Having dedicated a decade of my youth towards vehement study of fighting game mechanics, Street Fighter V holds a distinguished sense of influence towards my banal existence in society. Reality asks of all to pursue the wistful attraction of stable financial comfort and family. From the moment we enter academic institutions day in and day out, the pursuit towards happiness chronicles mundane patterns of what society deems acceptable and unacceptable. For example, the 2016 Evo grand finals of Street Fighter V was broadcast nationwide through sports coverage titan ESPN 2 this year—garnering over 2 million unique viewers in the process. However, naysayers took to social media degrading those who dedicate their lives to the mental labyrinth that requires deep meditation in fighting games. Many stated disparaging comments, quickly dismissing the mental fortitude in display ignoring the prominence and prestige of holding a championship medal.

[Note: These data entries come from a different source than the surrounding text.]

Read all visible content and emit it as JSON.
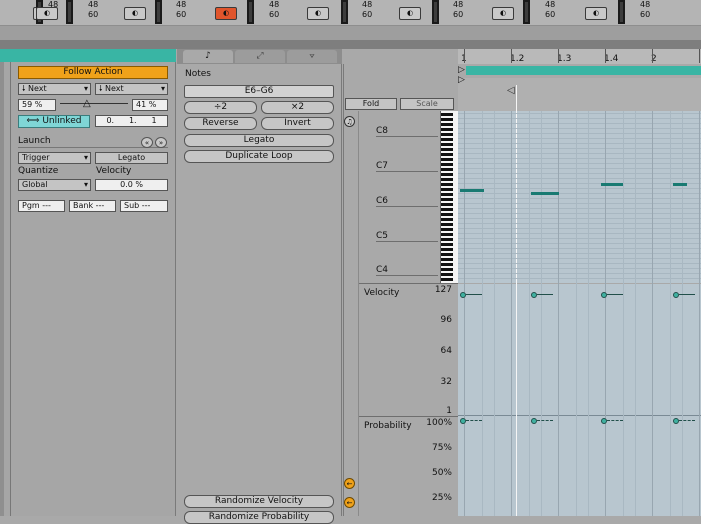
{
  "mixer": {
    "channels": [
      {
        "button_glyph": "◐",
        "top": "48",
        "bottom": "60"
      },
      {
        "button_glyph": "◐",
        "top": "48",
        "bottom": "60"
      },
      {
        "button_glyph": "◐",
        "top": "48",
        "bottom": "60"
      },
      {
        "button_glyph": "◐",
        "top": "48",
        "bottom": "60"
      },
      {
        "button_glyph": "◐",
        "top": "48",
        "bottom": "60"
      },
      {
        "button_glyph": "◐",
        "top": "48",
        "bottom": "60"
      },
      {
        "button_glyph": "◐",
        "top": "48",
        "bottom": "60"
      },
      {
        "button_glyph": "◐",
        "top": "48",
        "bottom": "60"
      }
    ],
    "active_color": "#e0552c"
  },
  "clip": {
    "follow_action_label": "Follow Action",
    "action_a": "Next",
    "action_b": "Next",
    "chance_a": "59 %",
    "chance_b": "41 %",
    "unlinked_label": "Unlinked",
    "time": [
      "0.",
      "1.",
      "1"
    ],
    "launch_label": "Launch",
    "launch_mode": "Trigger",
    "legato_label": "Legato",
    "quantize_label": "Quantize",
    "velocity_label": "Velocity",
    "quantize_value": "Global",
    "velocity_value": "0.0 %",
    "pgm": "Pgm ---",
    "bank": "Bank ---",
    "sub": "Sub ---"
  },
  "notes_panel": {
    "tabs": [
      "♪",
      "⤢",
      "⟇"
    ],
    "title": "Notes",
    "range": "E6–G6",
    "plus2": "÷2",
    "times2": "×2",
    "reverse": "Reverse",
    "invert": "Invert",
    "legato": "Legato",
    "duplicate": "Duplicate Loop",
    "randomize_velocity": "Randomize Velocity",
    "randomize_probability": "Randomize Probability"
  },
  "editor": {
    "fold": "Fold",
    "scale": "Scale",
    "ruler": [
      "1",
      "1.2",
      "1.3",
      "1.4",
      "2"
    ],
    "octaves": [
      "C8",
      "C7",
      "C6",
      "C5",
      "C4"
    ],
    "velocity_label": "Velocity",
    "velocity_ticks": [
      "127",
      "96",
      "64",
      "32",
      "1"
    ],
    "probability_label": "Probability",
    "probability_ticks": [
      "100%",
      "75%",
      "50%",
      "25%"
    ],
    "teal": "#39b5a4"
  }
}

Much like any hobby or subjective opinion, those who viewed Evo adversely or reviewed Street Fighter V from a negative perspective ultimately may never understand why the latest iteration of this historic franchise represents a mesmerizing discourse of skill, artistry, clout, and mental prowess. Here, I have reflected on memories that not only spawned the building blocks towards my own critical thinking skills and ability to apply theory into action utilizing an arcade stick, but because of arcade establishments—because of Street Fighter V, I have also come to understand the necessity of substance in elevating oneself not only through fighting games, but towards a unique sense of accomplishment.
"Whatever you find worthwhile in life, is worth fighting for" – Ryu.